1M views 6K replies 111 participants last post by  Eduramac 
#1 ·
I just brought home a 1953 Chevy convertible Monday that is 100% there. 100% there except for the bottom 6 inches that is. I have always built rusty cars no one else wanted but have tried to do a quality job of repairing them on a budget.

The key wordhere is budget. I admit to being frugal but friends all say I am cheap. Whatever, for me to be able to enjoy this hobby I must be able to build the car and have my money invested, not just spent

The cost of replacement floor pans, floor braces, inner rockers, outer rockers, lower quarter panels, tow boards, trunk pan, rear pan extension, tail pan, and rear splash apron is well over 3000 dollars. That is money that will buy front suspension, rear axle, and good buildable engine. Maybe even a complete parts car.
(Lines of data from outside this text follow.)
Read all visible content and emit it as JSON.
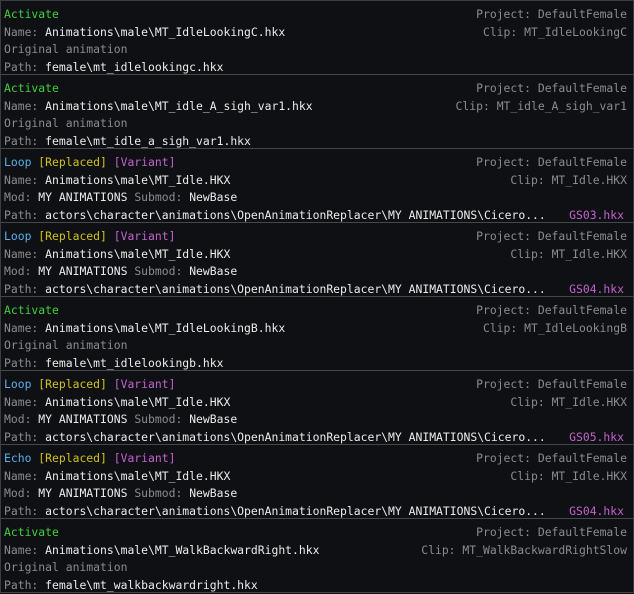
{
  "labels": {
    "name": "Name:",
    "mod": "Mod:",
    "submod": "Submod:",
    "path": "Path:",
    "project": "Project:",
    "clip": "Clip:",
    "original": "Original animation"
  },
  "colors": {
    "activate": "#3fd03f",
    "loop": "#5ab0ec",
    "replaced": "#d2c31c",
    "variant": "#c462d0"
  },
  "entries": [
    {
      "type": "Activate",
      "tags": [],
      "name": "Animations\\male\\MT_IdleLookingC.hkx",
      "project": "DefaultFemale",
      "clip": "MT_IdleLookingC",
      "original": true,
      "path": "female\\mt_idlelookingc.hkx"
    },
    {
      "type": "Activate",
      "tags": [],
      "name": "Animations\\male\\MT_idle_A_sigh_var1.hkx",
      "project": "DefaultFemale",
      "clip": "MT_idle_A_sigh_var1",
      "original": true,
      "path": "female\\mt_idle_a_sigh_var1.hkx"
    },
    {
      "type": "Loop",
      "tags": [
        "[Replaced]",
        "[Variant]"
      ],
      "name": "Animations\\male\\MT_Idle.HKX",
      "project": "DefaultFemale",
      "clip": "MT_Idle.HKX",
      "mod": "MY ANIMATIONS",
      "submod": "NewBase",
      "path": "actors\\character\\animations\\OpenAnimationReplacer\\MY ANIMATIONS\\Cicero...",
      "file": "GS03.hkx"
    },
    {
      "type": "Loop",
      "tags": [
        "[Replaced]",
        "[Variant]"
      ],
      "name": "Animations\\male\\MT_Idle.HKX",
      "project": "DefaultFemale",
      "clip": "MT_Idle.HKX",
      "mod": "MY ANIMATIONS",
      "submod": "NewBase",
      "path": "actors\\character\\animations\\OpenAnimationReplacer\\MY ANIMATIONS\\Cicero...",
      "file": "GS04.hkx"
    },
    {
      "type": "Activate",
      "tags": [],
      "name": "Animations\\male\\MT_IdleLookingB.hkx",
      "project": "DefaultFemale",
      "clip": "MT_IdleLookingB",
      "original": true,
      "path": "female\\mt_idlelookingb.hkx"
    },
    {
      "type": "Loop",
      "tags": [
        "[Replaced]",
        "[Variant]"
      ],
      "name": "Animations\\male\\MT_Idle.HKX",
      "project": "DefaultFemale",
      "clip": "MT_Idle.HKX",
      "mod": "MY ANIMATIONS",
      "submod": "NewBase",
      "path": "actors\\character\\animations\\OpenAnimationReplacer\\MY ANIMATIONS\\Cicero...",
      "file": "GS05.hkx"
    },
    {
      "type": "Echo",
      "tags": [
        "[Replaced]",
        "[Variant]"
      ],
      "name": "Animations\\male\\MT_Idle.HKX",
      "project": "DefaultFemale",
      "clip": "MT_Idle.HKX",
      "mod": "MY ANIMATIONS",
      "submod": "NewBase",
      "path": "actors\\character\\animations\\OpenAnimationReplacer\\MY ANIMATIONS\\Cicero...",
      "file": "GS04.hkx"
    },
    {
      "type": "Activate",
      "tags": [],
      "name": "Animations\\male\\MT_WalkBackwardRight.hkx",
      "project": "DefaultFemale",
      "clip": "MT_WalkBackwardRightSlow",
      "original": true,
      "path": "female\\mt_walkbackwardright.hkx"
    }
  ]
}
I have basic sheet metal tools but nothing exotic. Small 3' brake, Shrinker/stretcher jaws, home made slip roll, and a home made english wheel and 110v mig welder.

My purpose here is to show the new hot rodder who is apprehensive about what he can do what is possible with a little time and patience and not much money.

Below is the patient. She has stage four cancer but we are going to try to save her. If we don't who will? :mwink:








So far I have stripped the inside, removed the front fenders and adjusted the doors. If the body shifts or moves during the build process I want to know it before everything gets welded together. Frequently checking door gaps will let me make sure it has not moved.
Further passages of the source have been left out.